As you’ve learned, the Supreme Court slowly murdered states’ rights over the course of 181 years. In 2005, the Supreme Court finally pulled the trigger and put to rest any doubts about the federal government’s power under the Commerce Clause. How the Department of Justice came to ban not only bongs made and used at home but also cannabis is all right here. The seminal case of the legality of growing and using marijuana for strictly personal use as sanctioned under state law is Gonzales v. Raich, 454 U.S. 1 (2005). In this case, the Supreme Court pulled a Wrightwood – Wickard combo move that trampled both states’ rights and individuals’ rights in one foul swoop. If you haven’t read about Wrightwood or Wickard yet, jump back to Part 2 and Part 3.
In August of 2002, the Drug Enforcement Administration, operating under the premise of enforcing the Controlled Substances Act, raided the properties of a number of medical marijuana users and caregivers operating legally in California under Compassionate Care Use Act.

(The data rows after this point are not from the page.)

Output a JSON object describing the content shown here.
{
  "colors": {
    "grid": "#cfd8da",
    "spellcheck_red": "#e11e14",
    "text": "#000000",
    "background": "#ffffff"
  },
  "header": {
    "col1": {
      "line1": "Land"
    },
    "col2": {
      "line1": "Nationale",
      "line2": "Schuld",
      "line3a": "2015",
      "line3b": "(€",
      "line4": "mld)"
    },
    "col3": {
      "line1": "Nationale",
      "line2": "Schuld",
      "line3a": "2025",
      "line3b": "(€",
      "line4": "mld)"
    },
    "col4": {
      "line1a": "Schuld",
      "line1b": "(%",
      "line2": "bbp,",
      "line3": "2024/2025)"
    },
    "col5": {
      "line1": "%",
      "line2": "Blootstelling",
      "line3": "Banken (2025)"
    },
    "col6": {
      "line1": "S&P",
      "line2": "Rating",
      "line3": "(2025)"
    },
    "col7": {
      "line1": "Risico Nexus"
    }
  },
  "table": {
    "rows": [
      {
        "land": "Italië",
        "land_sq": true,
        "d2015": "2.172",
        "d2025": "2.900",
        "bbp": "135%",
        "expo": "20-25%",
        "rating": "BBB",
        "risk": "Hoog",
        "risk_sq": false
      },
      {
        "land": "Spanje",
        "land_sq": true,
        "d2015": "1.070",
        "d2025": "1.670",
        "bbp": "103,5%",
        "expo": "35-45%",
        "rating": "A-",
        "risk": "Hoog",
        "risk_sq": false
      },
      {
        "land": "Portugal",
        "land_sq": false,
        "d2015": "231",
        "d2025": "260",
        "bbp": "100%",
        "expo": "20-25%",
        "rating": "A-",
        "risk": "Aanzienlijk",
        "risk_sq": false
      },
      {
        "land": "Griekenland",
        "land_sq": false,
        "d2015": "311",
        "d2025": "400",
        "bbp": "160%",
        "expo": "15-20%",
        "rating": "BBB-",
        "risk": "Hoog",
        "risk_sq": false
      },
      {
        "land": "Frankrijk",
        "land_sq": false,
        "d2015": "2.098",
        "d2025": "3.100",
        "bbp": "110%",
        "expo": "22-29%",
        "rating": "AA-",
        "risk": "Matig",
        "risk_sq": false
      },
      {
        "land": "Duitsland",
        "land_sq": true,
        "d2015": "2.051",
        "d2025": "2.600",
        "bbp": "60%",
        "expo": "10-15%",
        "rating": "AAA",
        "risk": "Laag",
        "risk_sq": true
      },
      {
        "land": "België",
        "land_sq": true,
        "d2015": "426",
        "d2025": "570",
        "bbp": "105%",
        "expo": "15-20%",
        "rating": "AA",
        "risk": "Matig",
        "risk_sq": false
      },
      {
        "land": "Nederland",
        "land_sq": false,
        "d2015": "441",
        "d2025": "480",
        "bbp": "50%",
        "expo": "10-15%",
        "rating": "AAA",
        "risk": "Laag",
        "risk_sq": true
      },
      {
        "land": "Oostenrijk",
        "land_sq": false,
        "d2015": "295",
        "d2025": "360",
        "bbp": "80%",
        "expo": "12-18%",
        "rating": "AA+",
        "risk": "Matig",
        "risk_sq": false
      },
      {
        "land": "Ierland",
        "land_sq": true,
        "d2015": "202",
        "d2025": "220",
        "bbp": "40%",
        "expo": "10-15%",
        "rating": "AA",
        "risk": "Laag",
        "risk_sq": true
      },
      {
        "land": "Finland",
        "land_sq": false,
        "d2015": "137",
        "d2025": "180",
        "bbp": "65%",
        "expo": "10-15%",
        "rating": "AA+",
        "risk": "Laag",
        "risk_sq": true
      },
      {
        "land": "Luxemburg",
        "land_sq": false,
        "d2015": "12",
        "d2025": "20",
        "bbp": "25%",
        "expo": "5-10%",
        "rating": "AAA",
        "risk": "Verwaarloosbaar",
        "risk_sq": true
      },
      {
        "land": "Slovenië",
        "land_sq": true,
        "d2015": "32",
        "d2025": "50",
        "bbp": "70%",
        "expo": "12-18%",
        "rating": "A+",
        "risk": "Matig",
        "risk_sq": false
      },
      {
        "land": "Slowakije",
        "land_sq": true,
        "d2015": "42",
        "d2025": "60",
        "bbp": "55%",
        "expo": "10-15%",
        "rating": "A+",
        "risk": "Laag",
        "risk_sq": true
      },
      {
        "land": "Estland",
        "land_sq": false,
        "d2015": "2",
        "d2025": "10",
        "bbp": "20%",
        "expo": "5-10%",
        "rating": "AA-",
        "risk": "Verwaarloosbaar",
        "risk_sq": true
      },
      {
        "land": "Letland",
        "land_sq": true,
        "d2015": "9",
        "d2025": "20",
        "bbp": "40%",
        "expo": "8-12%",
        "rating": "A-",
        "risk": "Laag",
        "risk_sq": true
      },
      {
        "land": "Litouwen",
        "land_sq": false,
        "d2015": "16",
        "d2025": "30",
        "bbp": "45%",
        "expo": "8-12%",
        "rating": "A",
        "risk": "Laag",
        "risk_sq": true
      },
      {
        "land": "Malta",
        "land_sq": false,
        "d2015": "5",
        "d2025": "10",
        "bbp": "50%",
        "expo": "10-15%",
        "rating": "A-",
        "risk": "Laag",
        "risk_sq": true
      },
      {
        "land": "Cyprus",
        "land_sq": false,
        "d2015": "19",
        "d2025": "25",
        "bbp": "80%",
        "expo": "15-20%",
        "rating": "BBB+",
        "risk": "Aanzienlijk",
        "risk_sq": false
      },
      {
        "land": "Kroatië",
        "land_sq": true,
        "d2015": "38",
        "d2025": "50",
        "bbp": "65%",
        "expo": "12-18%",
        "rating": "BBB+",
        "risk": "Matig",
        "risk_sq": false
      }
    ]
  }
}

A few of these individuals brought suit against the government in a lawsuit later known as Gonzales v. Raich claiming that the Controlled Substances Act violated the Commerce Clause, the Due Process Clause, the Sixth Amendment, the Ninth Amendment, the Tenth Amendment and the doctrine of medical necessity. States, interest groups, organizations, scholars and Congressmen alike filed amicus briefs in support of or against Raich. Most notably, three attorney generals of staunchly conservative anti-drug states, Alabama, Mississippi and Louisiana, filed briefs in support of Raich as a matter of states’ rights.
A 6 to 3 majority decided the case in favor of the federal government by citing precedents created by a previous Supreme Court that had molded itself to the will of President Roosevelt and by distinguishing the case from its most recent decisions in Lopez and Morrison. The Justices immediately zoned in on the parallels between Gonzalez and Wickard to assert Congress’ power to regulate how an individual chooses to produce items on his or her own land for personal consumption under the Commerce Clause. The problem with this argument and assertion was whether or not the production and use of substances illegal under federal law and their trade on the black market bore substantial effects on interstate commerce as opposed to undesirable activities over which the government had not power to legislate as in the case of Lopez and Morrison. While I’m not an economist or legal scholar, the majority of those individuals out there agree that the Supreme Court had overextended the use of the Commerce Clause to levels of absurdity.
Now that marijuana is legal for medical use in over 20 states and is currently legal in Colorado and Washington for recreational use, cities and states are now fighting back against the Department of Justice in the court room to prevent further raids of their local dispensaries. In order to win this battle, the states will have to convince the conservative majority in the Supreme Court to overturn Gonzalez v. Raich and number of other precedents in order to win. If this moves fails, and if I were asked to guess, I would say that in all likelihood it will fail because the Supreme Court hates to admit that it’s wrong and because the Justices that previously triumphed states’ rights may not do so this time because they are ideologically against drugs, the only way to overcome this would be to amend the Controlled Substances Act. Given that the majority of states are now supporting marijuana, I would fine such an amendment possible but not within the near future. Fingers crossed everyone!!!!